Lecture Notes for CS 140
Winter 2013
John Ousterhout

  • Readings for this topic from Operating System Concepts: Sections 1.1-1.6, Section 3.1, and Section 3.3.

Processes

  • Process (slightly oversimplified): "An execution stream in the context of a particular process state."
    • Execution stream: a sequence of instructions (only one thing happens at a time).
    • Process state: everything that can affect, or be affected by, the process: code, registers, data, call stack, open files, network connections, etc.
  • Is a process the same as a program?
  • Uniprogramming system: only supports a single process at a time. Simplifies some parts of OS, but many other things are hard to do.
    • Some early personal computer operating systems used uniprogramming (e.g. MS-DOS), but these systems are almost unheard of today.
    • This is not the same as "uniprocessing": that refers to a system with only one processor.
  • Virtually all modern operating systems are multiprogramming systems: multiple processes can exist simultaneously and share the machine.

Threads

  • Most modern operating systems also support threads: multiple execution streams within a single process
    • Threads share process state such as memory, open files, etc.
    • Each thread has a separate stack for procedure calls (in shared memory)
    • Thread is unit of sequential execution
  • Why support threads?
    • Concurrency (large servers)
    • Structuring tool for programs (but mixed blessing)

Dispatching

  • OS uses a process control block to keep track of each process:
    • Execution state for each thread (saved registers, etc.)
    • Scheduling information
    • Information about memory used by this process
    • Information about open files
    • Accounting and other miscellaneous information
  • At any given time a thread is in one of 3 states:
    • Running
    • Blocked: waiting for some other event (disk I/O, incoming network packet, etc.)
    • Ready: waiting for CPU time
  • Dispatcher: inner-most portion of the OS that runs threads:
    • Run a thread for a while
    • Save its state
    • Load state of another thread
    • Run it ...
  • Context switch: changing the thread currently running on a CPU by first saving the state of the old process, then loading the state of the new process.
  • CPU can only be doing one thing at a time: if a thread is executing, dispatcher isn't: OS has lost control.
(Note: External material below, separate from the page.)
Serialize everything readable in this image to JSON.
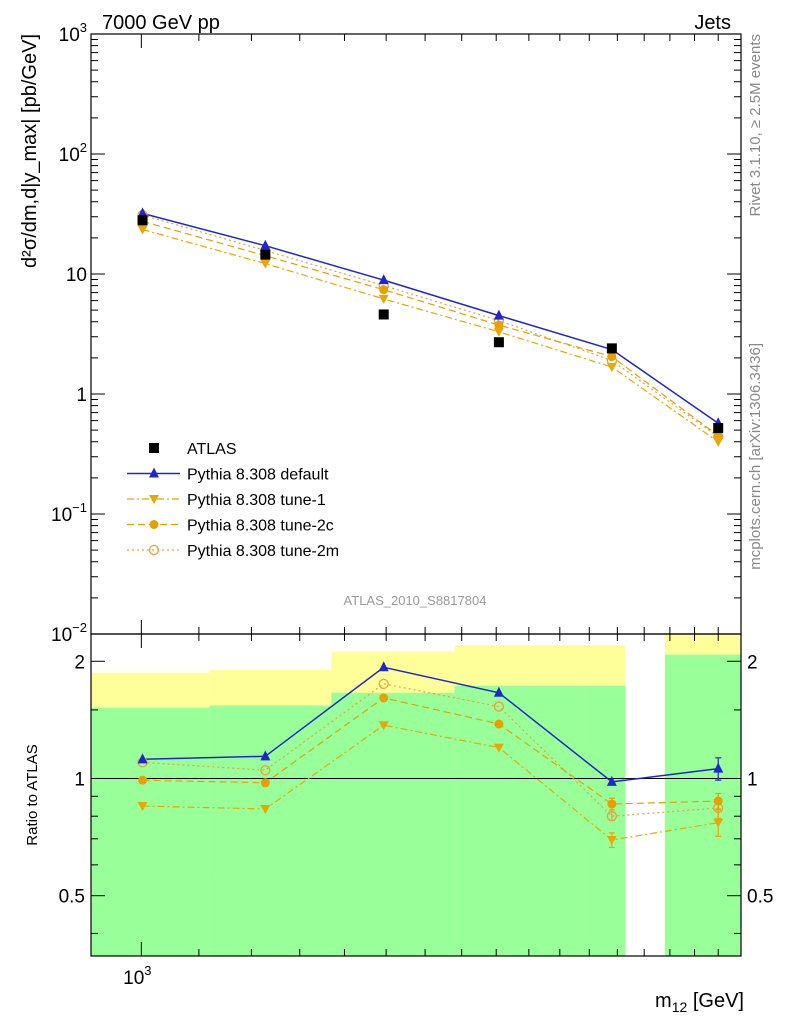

How does OS regain control of processor?
  • Traps (events occurring in current thread that cause a change of control into the operating system):
    • System call.
    • Error (illegal instruction, addressing violation, etc.).
    • Page fault.
  • Interrupts (events occurring outside the current thread that cause a state switch into the operating system)):
    • Character typed at keyboard.
    • Completion of disk operation (controller is ready for more work).
    • Timer: to make sure OS eventually gets control.
  • How does dispatcher decide which process to run next?
    • Plan 0: search process table from front, run first ready thread.
    • Plan 1: link together the ready threads into a queue. Dispatcher grabs first thread from the queue. When threads become ready, insert at back of queue.
    • Plan 2: give each thread a priority, organize the queue according to priority. Or, perhaps have multiple queues, one for each priority class.
  • When thread isn't running, its state must be saved in process control block. What gets saved?

Process Creation

  • How the operating system creates a process:
    • Load code and data into memory.
    • Create and initialize process control block.
    • Create first thread with call stack.
    • Provide initial values for "saved state" for the thread
    • Make process known to dispatcher; dispatcher "resumes" to start of new program.
  • System calls for process creation in UNIX:
    • fork makes copy of current process, with one thread.
    • exec replaces memory with code and data from a given executable file. Doesn't return ("returns" into new process).
    • waitpid waits for a given process to exit.
    • Example:
      int pid = fork();
      if (pid == 0) {
          /* Child process  */
          exec("foo");
      } else {
          /* Parent process */
          waitpid(pid, &status, options);
      }
      
    • Advantage: can modify process state before calling exec (e.g. change environment, open files).
    • Disadvantage: wasted work (most of forked state gets thrown away).
  • System calls for process creation in Windows:
    • CreateProcess combines fork and exec
      BOOL CreateProcess(
          LPCTSTR lpApplicationName,
          LPTSTR lpCommandLine,
          LPSECURITY_ATTRIBUTES lpProcessAttributes,
          LPSECURITY_ATTRIBUTES lpThreadAttributes,
          BOOL bInheritHandles,
          DWORD dwCreationFlags,
          PVOID lpEnvironment,
          LPCTSTR lpCurrentDirectory,
          LPSTARTUPINFO lpStartupInfo,
          LPPROCESS_INFORMATION lpProcessInformation
      );
      
    • Must pass arguments for any state changes between parent and child.
  • Process creation in Pintos: exec combines UNIX fork and exec.